Ocugen Advances Nasal Vaccine with Multiple Delivery Options
Ocugen, in collaboration with Washington University in St. Louis, is preparing to initiate a Phase I clinical trial in the United States for its nasal vaccine candidate, OCU500. The vaccine received FDA investigational new drug application approval in 2022, marking an important regulatory milestone.
The upcoming trial, sponsored by the National Institute of Allergy and Infectious Diseases (NIAID), will evaluate both intranasal and inhalation delivery methods—approaches that may enhance mucosal immunity where respiratory viruses typically first encounter the immune system.
The study design includes 80 adult participants aged 18-64 years, divided into four distinct subgroups: low-dose, high-dose, inhalation group, and intranasal group. This comprehensive approach will help researchers determine optimal dosing and delivery methods.
"Mucosal immunity may provide advantages over traditional injectable vaccines by potentially blocking transmission at the site of entry," notes a clinical immunologist familiar with respiratory vaccine development.
The trial is scheduled to commence in Q2 2025, with results expected to inform subsequent development phases.
Pfizer Launches Phase III Trial for Oral Antiviral
Pfizer has initiated a Phase III clinical trial for ibuzatrelvir, its next-generation oral antiviral drug candidate for COVID-19. The study began in early March 2025 and aims to evaluate the efficacy and safety of the compound compared to placebo.
The trial, formally titled "An Interventional Efficacy and Safety, Phase III, Double-Blind, 2-Arm Study to Investigate Orally Administered Ibuzatrelvir Compared with Placebo in Non-Hospitalized Symptomatic Adult and Adolescent Participants with COVID-19 Who Are at High Risk of Progressing to Severe Illness," will enroll approximately 2,330 patients.

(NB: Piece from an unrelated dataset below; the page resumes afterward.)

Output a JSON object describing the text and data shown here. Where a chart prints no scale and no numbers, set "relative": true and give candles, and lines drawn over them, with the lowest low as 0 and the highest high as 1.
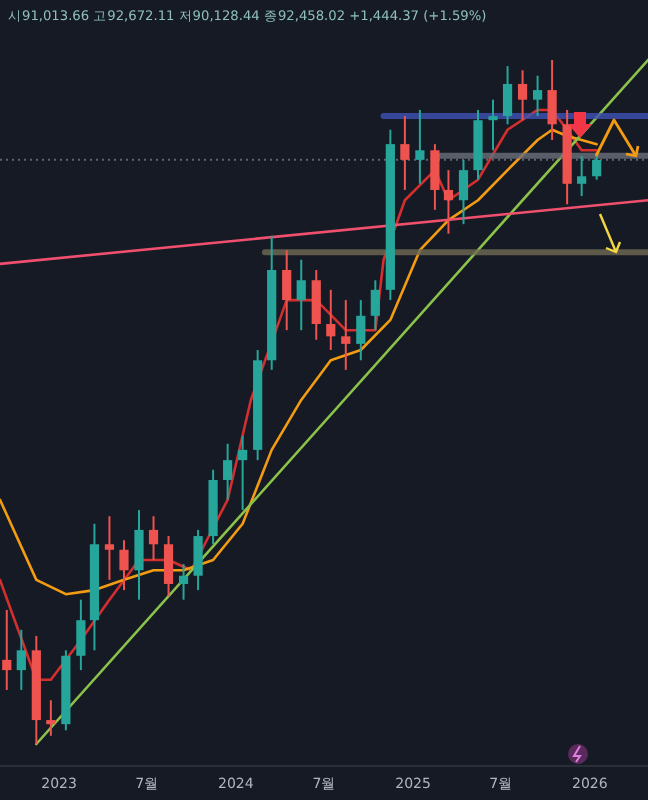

The study focuses on non-hospitalized patients who are symptomatic and at high risk for disease progression—a population that could benefit significantly from early intervention with an effective oral therapy.
Ibuzatrelvir represents Pfizer's continued investment in COVID-19 therapeutics following the success of Paxlovid (nirmatrelvir/ritonavir), though the mechanism of action and potential advantages of this new compound were not specified in the source material.
Evolving Approaches to a Persistent Threat
These diverse clinical programs highlight the pharmaceutical industry's commitment to developing next-generation approaches to COVID-19 prevention and treatment. From novel antibody delivery systems to mucosal vaccines and new antivirals, companies are exploring multiple pathways to address the virus as it continues to evolve.
The global burden of COVID-19 has diminished significantly since the height of the pandemic, but the disease remains a public health concern with ongoing transmission and the potential for new variants. These next-generation therapeutics aim to address limitations of current options and provide more effective tools for managing COVID-19 in the long term.
As these clinical trials progress through 2025, healthcare providers and public health officials will be watching closely to see which approaches demonstrate the most promising efficacy, safety, and practical advantages for real-world implementation.